A debut by a nonagenarian who recalls a Romeo-and-Juliet story involving his older, Jewish sister and a Christian boy from across the street.
Bernstein demands that readers suspend more than disbelief; they must also disengage all skepticism, all critical thinking. His memoir offers no specific dates (we know only that we are in the era of World War I), no documentation, no photocopies, no way for an interested (or dubious) reader to verify any of this story. And what a story. When he is four years old, living in a Lancashire mill town, the author serves as a sort of Huck Finn intermediary, carrying secret love messages between two local lovers (Jewish girl, Christian boy). The author’s father is a sort of Pap Finn, too—drunken, sullen, occasionally violent. When his daughter wins a scholarship, he goes off on a rant about education and drags her by the hair to the tailor’s shop where she must labor beside him.
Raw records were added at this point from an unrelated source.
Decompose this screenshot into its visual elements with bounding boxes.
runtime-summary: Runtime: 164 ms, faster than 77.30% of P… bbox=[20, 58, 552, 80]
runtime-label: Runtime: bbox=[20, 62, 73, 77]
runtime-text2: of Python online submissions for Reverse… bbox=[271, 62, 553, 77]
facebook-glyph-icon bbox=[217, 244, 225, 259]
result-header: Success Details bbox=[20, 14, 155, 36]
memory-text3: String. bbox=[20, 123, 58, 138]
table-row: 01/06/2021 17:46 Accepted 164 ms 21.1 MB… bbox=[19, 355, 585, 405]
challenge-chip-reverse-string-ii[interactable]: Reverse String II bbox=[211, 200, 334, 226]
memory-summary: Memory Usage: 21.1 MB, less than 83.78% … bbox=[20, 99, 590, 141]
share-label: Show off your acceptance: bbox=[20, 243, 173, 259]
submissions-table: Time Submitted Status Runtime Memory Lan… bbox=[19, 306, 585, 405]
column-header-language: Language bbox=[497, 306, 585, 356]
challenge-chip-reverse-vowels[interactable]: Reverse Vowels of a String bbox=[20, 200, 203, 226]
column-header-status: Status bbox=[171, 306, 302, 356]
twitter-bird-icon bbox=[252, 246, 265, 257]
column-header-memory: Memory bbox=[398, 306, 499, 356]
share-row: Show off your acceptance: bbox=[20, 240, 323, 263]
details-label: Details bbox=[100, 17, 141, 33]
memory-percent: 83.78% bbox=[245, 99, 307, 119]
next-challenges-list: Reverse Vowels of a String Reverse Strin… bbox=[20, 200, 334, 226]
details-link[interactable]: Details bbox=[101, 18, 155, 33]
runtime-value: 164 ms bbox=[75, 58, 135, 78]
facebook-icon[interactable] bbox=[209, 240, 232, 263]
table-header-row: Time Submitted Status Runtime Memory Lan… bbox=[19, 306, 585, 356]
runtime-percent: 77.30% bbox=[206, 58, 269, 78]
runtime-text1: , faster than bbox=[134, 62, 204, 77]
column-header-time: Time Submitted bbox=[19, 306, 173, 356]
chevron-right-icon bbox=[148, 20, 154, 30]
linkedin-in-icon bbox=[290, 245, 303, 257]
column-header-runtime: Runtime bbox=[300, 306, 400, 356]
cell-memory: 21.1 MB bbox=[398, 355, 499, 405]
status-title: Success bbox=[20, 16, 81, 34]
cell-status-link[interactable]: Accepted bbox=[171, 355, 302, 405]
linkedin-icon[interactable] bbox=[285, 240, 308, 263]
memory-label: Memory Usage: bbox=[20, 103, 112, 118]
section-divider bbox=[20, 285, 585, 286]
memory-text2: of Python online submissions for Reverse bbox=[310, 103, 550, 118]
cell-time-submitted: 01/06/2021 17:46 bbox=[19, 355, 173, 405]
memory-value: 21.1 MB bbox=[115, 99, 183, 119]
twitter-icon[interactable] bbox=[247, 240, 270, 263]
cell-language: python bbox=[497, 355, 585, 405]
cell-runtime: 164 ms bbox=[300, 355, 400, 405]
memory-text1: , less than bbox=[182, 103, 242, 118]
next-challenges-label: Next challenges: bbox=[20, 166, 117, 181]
The author’s mother, by contrast, is archetypal—patient, hardworking, loving, forgiving. When he is 11, the author discovers that his sister, Lily, is secretly meeting with her forbidden boyfriend, Arthur—and that they are planning to elope. He goes along with them, then returns later to inform his family. All in the neighborhood—Christians and Jews—are angry. But then Lily has a baby; there is a block party for the new arrival, and the little child unites the residents. Two things that trouble: (1) much of the story is presented in verbatim dialogue, including, when the narrator is ten, a long debate about Socialism at the dinner table; (2) the author is always where he needs to be. A neighborhood suicide? He’s there. Key letters from Mom to relatives? He writes as Mom dictates.
Seems less a memoir, more an autobiographical novel. Caveat lector.